Sebagai predator, laba-laba serigala akan memakan hampir semua serangga dan laba-laba yang lebih kecil dari mereka. Bahkan, jika populasi mereka terlalu padat, mereka akan saling memakan.
Meski begitu, makanan favorit spesies ini adalah arthropoda pemakan jamur yang disebut springtail.
Maka bisa dibayangkan apa yang akan terjadi ketika jumlah laba-laba serigala makin besar dan banyak, bukan?
Tak Sesuai Perkiraan
Mulanya, Koltz berpikir bahwa ketika laba-laba serigala menjadi besar dan banyak, populasi springtail akan menurun.
"Saya benar-benar merasa bahwa ada elemen hewan yang berpotensi hilang dari cerita ini," ungkap Koltz dikutip dari National Geographic, Senin (23/07/2018).
Namun hal itu tidak terbukti. Setelah melakukan pemantauan dua musim panas terhadap beberapa ekosistem eksperimental di Arktik Alaska, Koltz menemukan hal sebaliknya.
Dalam ekosistem yang memiliki lebih banyak laba-laba serigala, spesies ini justru mengonsumsi lebih sedikit springtail.
Populasi springtail yang lebih besar ini kemudian makan lebih banyak jamur dan bakteri yang terkait pada dekomposisi atau pembusukan tanah.
Sebagai informasi, ketika suhu di Arktik menghangat, lapisan permafrost (lapisan es yang tetap membeku di bawah tanah kutub) akan mulai mencair.
Jika hal itu terjadi maka jamur dan bakteri bisa membusukkan tanah tersebut. Dekomposisi ini melepaskan gas rumah kaca seperti karbon dioksida dan Metana.
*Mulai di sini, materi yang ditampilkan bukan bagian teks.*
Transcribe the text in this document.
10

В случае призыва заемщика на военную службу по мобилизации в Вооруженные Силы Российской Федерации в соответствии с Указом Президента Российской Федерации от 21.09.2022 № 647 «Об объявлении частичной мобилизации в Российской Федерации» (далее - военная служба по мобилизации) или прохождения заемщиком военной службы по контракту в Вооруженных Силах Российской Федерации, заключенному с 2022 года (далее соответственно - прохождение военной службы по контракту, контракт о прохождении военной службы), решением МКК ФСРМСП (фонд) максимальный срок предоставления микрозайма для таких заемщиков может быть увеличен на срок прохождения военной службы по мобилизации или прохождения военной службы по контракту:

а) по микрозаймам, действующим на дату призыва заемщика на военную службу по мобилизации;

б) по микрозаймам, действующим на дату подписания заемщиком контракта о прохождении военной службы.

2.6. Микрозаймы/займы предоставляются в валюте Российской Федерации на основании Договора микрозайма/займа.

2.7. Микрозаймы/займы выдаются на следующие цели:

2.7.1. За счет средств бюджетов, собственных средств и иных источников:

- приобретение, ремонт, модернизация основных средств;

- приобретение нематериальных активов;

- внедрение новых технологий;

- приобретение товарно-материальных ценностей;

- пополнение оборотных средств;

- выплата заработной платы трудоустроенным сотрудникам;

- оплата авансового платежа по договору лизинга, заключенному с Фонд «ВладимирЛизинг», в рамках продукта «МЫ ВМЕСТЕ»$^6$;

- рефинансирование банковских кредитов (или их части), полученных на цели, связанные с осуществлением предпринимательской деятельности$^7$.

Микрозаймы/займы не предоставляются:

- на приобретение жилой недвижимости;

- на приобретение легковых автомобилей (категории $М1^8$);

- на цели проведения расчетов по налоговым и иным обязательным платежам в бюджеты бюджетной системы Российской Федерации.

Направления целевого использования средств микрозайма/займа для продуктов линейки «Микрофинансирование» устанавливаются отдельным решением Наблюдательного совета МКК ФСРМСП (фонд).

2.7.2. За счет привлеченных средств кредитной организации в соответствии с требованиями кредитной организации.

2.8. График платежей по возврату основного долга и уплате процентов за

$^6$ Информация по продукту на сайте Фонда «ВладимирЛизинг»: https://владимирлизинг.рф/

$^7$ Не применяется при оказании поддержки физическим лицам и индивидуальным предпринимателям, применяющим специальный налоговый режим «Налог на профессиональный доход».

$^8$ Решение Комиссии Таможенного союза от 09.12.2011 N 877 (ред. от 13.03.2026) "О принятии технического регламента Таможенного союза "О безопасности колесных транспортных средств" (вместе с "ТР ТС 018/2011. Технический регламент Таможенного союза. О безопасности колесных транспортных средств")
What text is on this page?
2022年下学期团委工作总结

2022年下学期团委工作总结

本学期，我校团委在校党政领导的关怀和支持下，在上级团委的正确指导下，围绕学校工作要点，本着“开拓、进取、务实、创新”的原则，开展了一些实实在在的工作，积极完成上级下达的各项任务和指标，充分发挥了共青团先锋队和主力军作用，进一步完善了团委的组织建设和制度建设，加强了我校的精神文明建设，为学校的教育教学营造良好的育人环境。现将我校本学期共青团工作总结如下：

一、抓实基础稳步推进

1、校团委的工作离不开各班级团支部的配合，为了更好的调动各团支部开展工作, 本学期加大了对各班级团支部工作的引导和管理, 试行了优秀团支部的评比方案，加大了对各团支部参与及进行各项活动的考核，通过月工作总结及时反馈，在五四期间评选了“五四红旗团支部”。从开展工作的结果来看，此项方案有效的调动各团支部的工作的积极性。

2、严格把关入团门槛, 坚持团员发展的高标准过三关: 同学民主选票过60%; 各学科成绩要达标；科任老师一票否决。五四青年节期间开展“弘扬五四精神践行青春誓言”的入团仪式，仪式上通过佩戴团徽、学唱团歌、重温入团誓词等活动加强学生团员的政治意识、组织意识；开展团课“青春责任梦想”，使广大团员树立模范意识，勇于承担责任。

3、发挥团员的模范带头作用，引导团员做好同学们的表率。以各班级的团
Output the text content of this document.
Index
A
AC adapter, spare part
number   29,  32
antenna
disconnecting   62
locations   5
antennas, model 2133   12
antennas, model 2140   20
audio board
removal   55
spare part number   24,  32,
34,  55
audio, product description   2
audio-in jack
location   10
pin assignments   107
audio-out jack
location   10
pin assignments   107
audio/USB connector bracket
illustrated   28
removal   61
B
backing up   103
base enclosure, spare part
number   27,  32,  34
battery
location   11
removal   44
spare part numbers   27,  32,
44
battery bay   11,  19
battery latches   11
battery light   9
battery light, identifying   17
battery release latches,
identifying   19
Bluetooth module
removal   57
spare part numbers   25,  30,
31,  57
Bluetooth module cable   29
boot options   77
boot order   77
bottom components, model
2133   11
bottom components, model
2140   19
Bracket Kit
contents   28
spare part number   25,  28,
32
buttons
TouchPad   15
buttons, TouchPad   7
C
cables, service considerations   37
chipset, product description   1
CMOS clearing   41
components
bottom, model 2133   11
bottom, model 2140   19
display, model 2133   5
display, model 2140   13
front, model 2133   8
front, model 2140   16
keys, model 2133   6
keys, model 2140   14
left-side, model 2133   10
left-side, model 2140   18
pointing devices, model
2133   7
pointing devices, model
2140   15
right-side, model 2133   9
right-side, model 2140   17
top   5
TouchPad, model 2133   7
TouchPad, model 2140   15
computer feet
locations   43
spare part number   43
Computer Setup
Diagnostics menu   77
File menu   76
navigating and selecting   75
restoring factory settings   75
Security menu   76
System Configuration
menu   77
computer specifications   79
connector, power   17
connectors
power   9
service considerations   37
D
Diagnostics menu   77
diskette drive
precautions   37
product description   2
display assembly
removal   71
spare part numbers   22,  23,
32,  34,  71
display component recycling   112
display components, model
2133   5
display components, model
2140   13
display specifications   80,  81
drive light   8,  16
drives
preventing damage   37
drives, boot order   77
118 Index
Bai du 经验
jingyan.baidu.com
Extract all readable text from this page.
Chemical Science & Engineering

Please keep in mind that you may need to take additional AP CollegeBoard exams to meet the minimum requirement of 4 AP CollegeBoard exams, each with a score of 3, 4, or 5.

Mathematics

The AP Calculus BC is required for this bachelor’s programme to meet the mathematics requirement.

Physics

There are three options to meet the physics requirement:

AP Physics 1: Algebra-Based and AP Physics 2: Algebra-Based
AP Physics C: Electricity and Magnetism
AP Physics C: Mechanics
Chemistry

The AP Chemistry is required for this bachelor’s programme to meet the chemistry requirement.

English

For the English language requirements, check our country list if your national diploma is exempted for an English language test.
Artinya, hal ini akan makin mempercepat perubahan iklim.
Sebaliknya, dalam ekosistem buatan yang hampir tidak ada laba-laba serigala, dekomposisi justru banyak terjadi.
Dengan kata lain, laba-laba serigala membantu melawan perubahan iklim di tundra Arktik.
Memperlambat Perubahan Iklim
Penelitian yang dipublikasikan dalam jurnal PNAS ini menuai banyak pujian dari para ahli. Di antaranya adalah Joseph Bowden, seorang entolog dari Dinas Kehutanan Kanada.
"Hal baru di makalah Dr Koltz menunjukkan bahwa perubahan iklim tidak hanya berdampak langsung pada hewan-hewan darat yang penting tapi juga pada interaksi ekologi dalam kompleks antara spesies di tundra," ungkap Bowden.
Sayangnya, masih belum jelas apa yang membuat laba-laba serigala kehilangan nafsu makannya saat populasi mereka banyak.
Para ahli berspekulasi, dengan populasi yang lebih tinggi maka laba-laba bergeser dari memakan springtail menjadi bersaing dan memakan satu sama lain.
Hipotesis lainnya mengungkapkan kemungkinan suhu yang lebih tinggi membuat hewan berkaki delapan itu menemukan sumber makanan yang berbeda.
Menyadari kekurangan penelitiannya ini, Koltz mengatakan, langkah berikutnya adalah melakukan studi lanjutan untuk mengidentifikasi dengan tepat bagaimana selera makan laba-laba serigala berubah.
"Kita cenderung melupakan hewan-hewan kecil karena mereka tidak terlihat seperti mamalia yang lebih besar," kata Koltz.
"Tapi saya pikir itu penting untuk berpikir bagaimana hewan-hewan mungil ini memiliki dampak penting pada ekosistem juga," pungkasnya.